Create a free Manufacturing.net account to continue

Hometown Crowd: Chinese Companies Moving To Wal-Mart 's Birthplace

Chinese companies are moving to northwest Arkansas to be closer to buyers.

BENTONVILLE, Ark. (AP) – Chinese companies may be the next source of job creation in Wal-Mart’s hometown, following in the footsteps of U.S. companies that have flocked to northwest Arkansas to work more closely with the world’s largest retailer.

A leading executive search firm, Cameron Smith Associates, and another area company that works with foreign producer,s will host a conference in China next month to show manufacturers there how they can boost business by opening local offices to manage their accounts with Wal-Mart Stores Inc.

Trade experts say the timing is right. Chinese producers, who so far mainly sell to the U.S. market through intermediaries, are expected to start moving into the U.S. in the coming years with their own offices to bypass importers, to keep a larger slice of sales revenue for themselves and to gain a better sense of what their U.S. customers want.

“Wal-Mart is a very important customer for Chinese producers,” said Myron Brilliant, vice president of the Asian-U.S. Chamber of Commerce in Washington, D.C. “One can only expect that Chinese companies are going to do what U.S. companies do, which is to get closer to their customers.”

No official registry of Wal-Mart suppliers with local offices exists. And Bentonville/Bella Vista Chamber of Commerce officials say they know of no Chinese firms in the area that do business with Wal-Mart, although some from Taiwan and a handful of other foreign nations have local offices.

The latest figures available, in 2004, show Wal-Mart bought about $9 billion in goods from China directly and another $9 billion indirectly, or goods produced in China for another company and then sold to Wal-Mart.

Wal-Mart doesn’t provide a public breakdown of its overseas sources, but it has said that China is by far its largest single foreign supplier.

Chief Executive Lee Scott has said Wal-Mart wants to buy more products directly from Chinese producers rather than going through importers, although he has declined to publicly set any targets by percentage or dollar amount.

Cameron Smith, whose firm in nearby Rogers specializes in hiring for Wal-Mart supplier teams, expects 2,000 new executive-level positions could be created over the next three to five years by Chinese manufacturers opening local offices.
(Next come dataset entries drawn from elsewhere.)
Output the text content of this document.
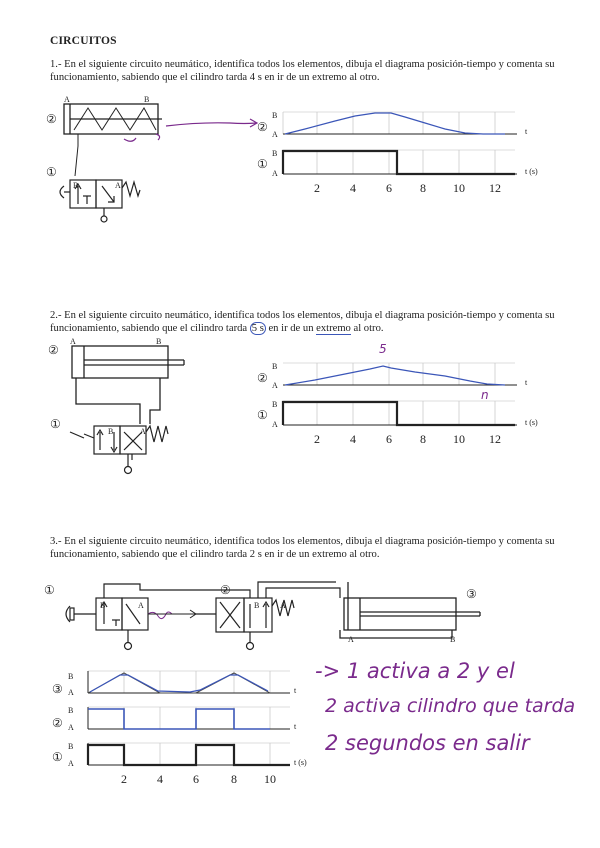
CIRCUITOS
1.- En el siguiente circuito neumático, identifica todos los elementos, dibuja el diagrama posición-tiempo y comenta su funcionamiento, sabiendo que el cilindro tarda 4 s en ir de un extremo al otro.
②
A	B
①
B	A
②
B
A	t
①
B
A	t (s)
2	4	6 8 10 12
2.- En el siguiente circuito neumático, identifica todos los elementos, dibuja el diagrama posición-tiempo y comenta su funcionamiento, sabiendo que el cilindro tarda 5 s en ir de un extremo al otro.
②
A	B
①
B	A
②
B
A	t
5
n
①
B
A	t (s)
2	4	6 8 10 12
3.- En el siguiente circuito neumático, identifica todos los elementos, dibuja el diagrama posición-tiempo y comenta su funcionamiento, sabiendo que el cilindro tarda 2 s en ir de un extremo al otro.
①
B	A
②
B	A
③
A	B
③
B
A	t
②
B
A	t
①
B
A	t (s)
2	4	6	8 10
-> 1 activa a 2 y el
2 activa cilindro que tarda
2 segundos en salir
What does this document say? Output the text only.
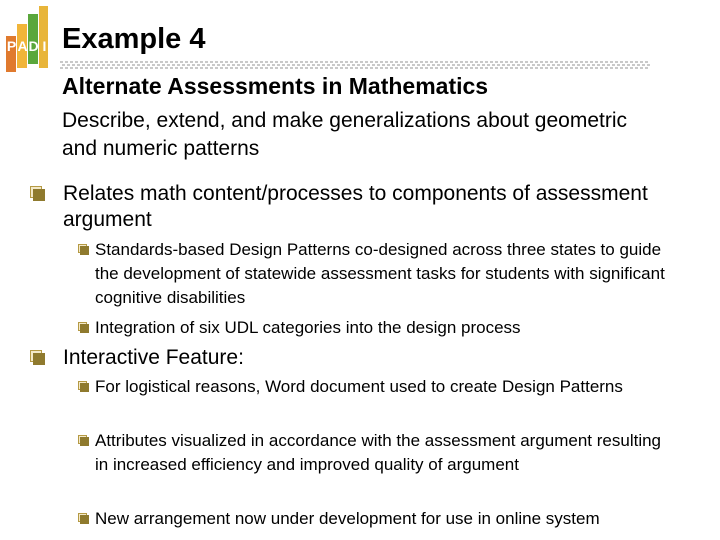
PAD I Example 4
Alternate Assessments in Mathematics
Describe, extend, and make generalizations about geometric and numeric patterns
Relates math content/processes to components of assessment argument
Standards-based Design Patterns co-designed across three states to guide the development of statewide assessment tasks for students with significant cognitive disabilities
Integration of six UDL categories into the design process
Interactive Feature:
For logistical reasons, Word document used to create Design Patterns
Attributes visualized in accordance with the assessment argument resulting in increased efficiency and improved quality of argument
New arrangement now under development for use in online system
His firm and Global Supplier Development are hosting the two-day conference in the southern Chinese manufacturing center of Dongguan that will feature speakers with a professional background in retail and in working with Wal-Mart.
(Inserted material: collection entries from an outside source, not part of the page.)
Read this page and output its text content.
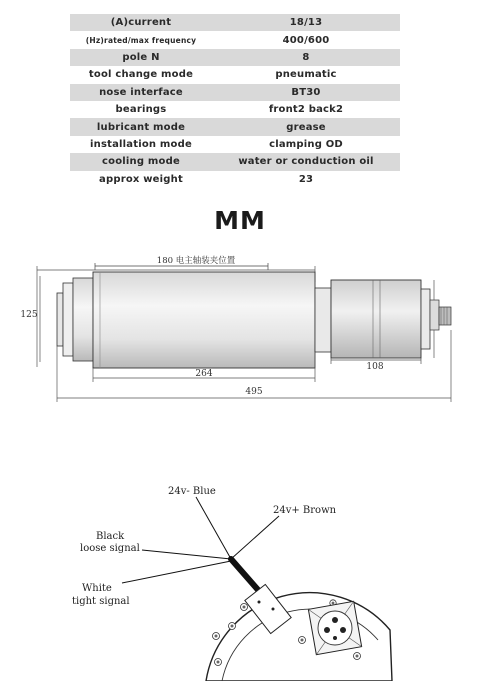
(A)current	18/13
(Hz)rated/max frequency	400/600
pole N	8
tool change mode	pneumatic
nose interface	BT30
bearings	front2 back2
lubricant mode	grease
installation mode	clamping OD
cooling mode	water or conduction oil
approx weight	23
MM
180 电主轴装夹位置
125
264
108
495
24v- Blue
24v+ Brown
Black
loose signal
White
tight signal
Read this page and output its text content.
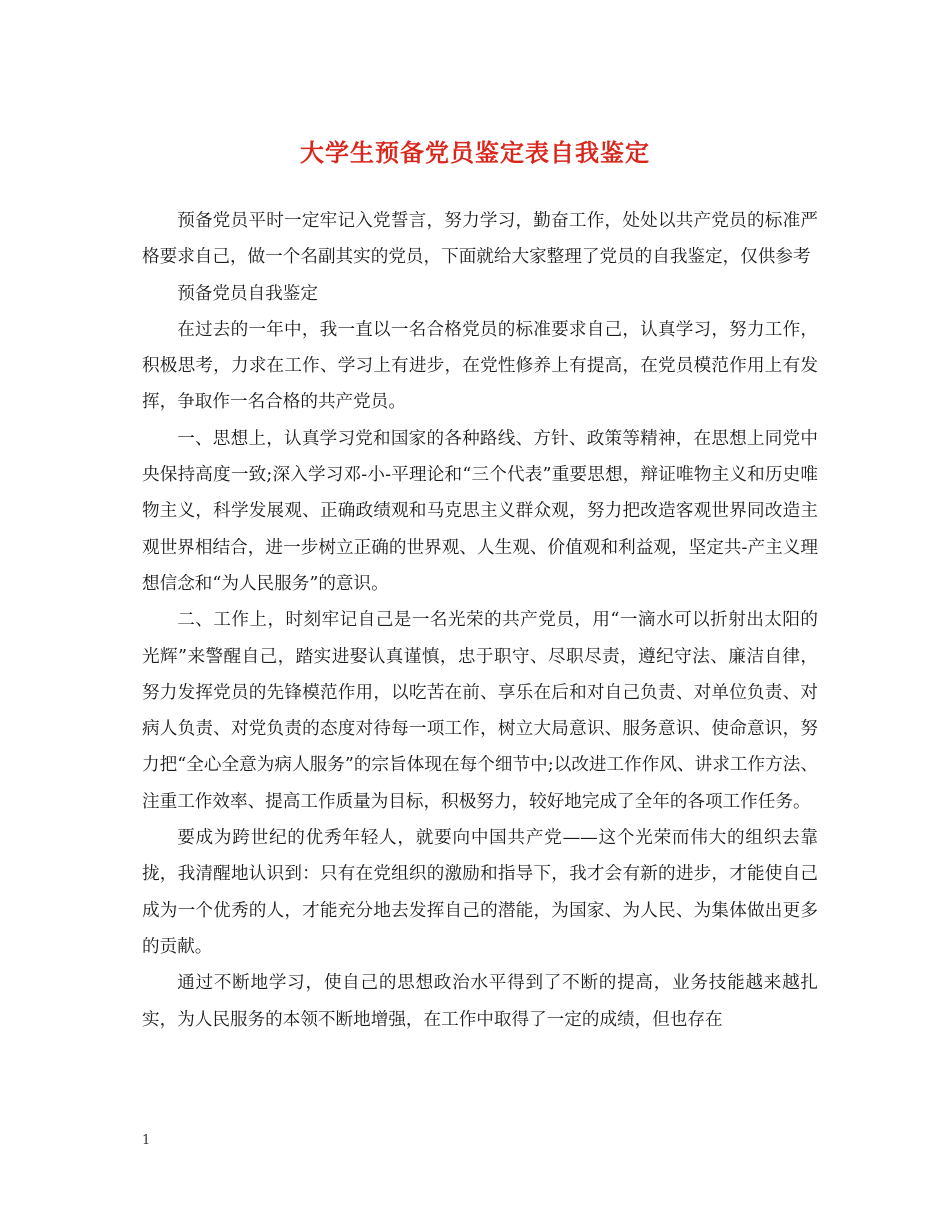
大学生预备党员鉴定表自我鉴定

预备党员平时一定牢记入党誓言，努力学习，勤奋工作，处处以共产党员的标准严格要求自己，做一个名副其实的党员，下面就给大家整理了党员的自我鉴定，仅供参考

预备党员自我鉴定

在过去的一年中，我一直以一名合格党员的标准要求自己，认真学习，努力工作，积极思考，力求在工作、学习上有进步，在党性修养上有提高，在党员模范作用上有发挥，争取作一名合格的共产党员。

一、思想上，认真学习党和国家的各种路线、方针、政策等精神，在思想上同党中央保持高度一致;深入学习邓-小-平理论和“三个代表”重要思想，辩证唯物主义和历史唯物主义，科学发展观、正确政绩观和马克思主义群众观，努力把改造客观世界同改造主观世界相结合，进一步树立正确的世界观、人生观、价值观和利益观，坚定共-产主义理想信念和“为人民服务”的意识。

二、工作上，时刻牢记自己是一名光荣的共产党员，用“一滴水可以折射出太阳的光辉”来警醒自己，踏实进娶认真谨慎，忠于职守、尽职尽责，遵纪守法、廉洁自律，努力发挥党员的先锋模范作用，以吃苦在前、享乐在后和对自己负责、对单位负责、对病人负责、对党负责的态度对待每一项工作，树立大局意识、服务意识、使命意识，努力把“全心全意为病人服务”的宗旨体现在每个细节中;以改进工作作风、讲求工作方法、注重工作效率、提高工作质量为目标，积极努力，较好地完成了全年的各项工作任务。

要成为跨世纪的优秀年轻人，就要向中国共产党——这个光荣而伟大的组织去靠拢，我清醒地认识到：只有在党组织的激励和指导下，我才会有新的进步，才能使自己成为一个优秀的人，才能充分地去发挥自己的潜能，为国家、为人民、为集体做出更多的贡献。

通过不断地学习，使自己的思想政治水平得到了不断的提高，业务技能越来越扎实，为人民服务的本领不断地增强，在工作中取得了一定的成绩，但也存在

1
“The goal is not to increase Chinese imports. The goal is to show Chinese companies how they can optimize their business by working directly with their customer, Wal-Mart,” said Gary Dunn, a former Wal-Mart international executive and now partner in Global Supplier Development, a Rogers-based company that targets foreign suppliers.

Smith said Wal-Mart doesn’t tell its suppliers to locate in northwest Arkansas. But competitive pressure among suppliers has kept the number growing steadily from less than 50 in 1994 to over 1,200 companies today.

That growth is one of the main factors that has driven a red-hot economy in the Benton-Fayetteville corridor, economists say.

Average house prices in the region have risen from about $97,000 in 2000 to about $218,000 now, according to the Bentonville/Bella Vista Chamber of Commerce. Per capita income rose 19 percent, nearly twice the national rate, to $27,112 in 2004 from $22,834 in 2000.

Many of the thousands of jobs at the local offices are executive-level positions with salaries over $100,000 analysts say. Local offices range from one-person home enterprises to the roughly 300 people managing Proctor & Gamble’s account with Wal-Mart.

By opening offices near Wal-Mart’s Bentonville headquarters, U.S. companies can work more closely with the retailer on issues like product development, delivery schedules and quality control. Smith says Chinese companies can profit as U.S. companies do from a closer physical presence to buyers at Wal-Mart headquarters.

“The idea is to recruit Chinese producers to open offices here that would be staffed by specialists hired in the United States,” Smith said.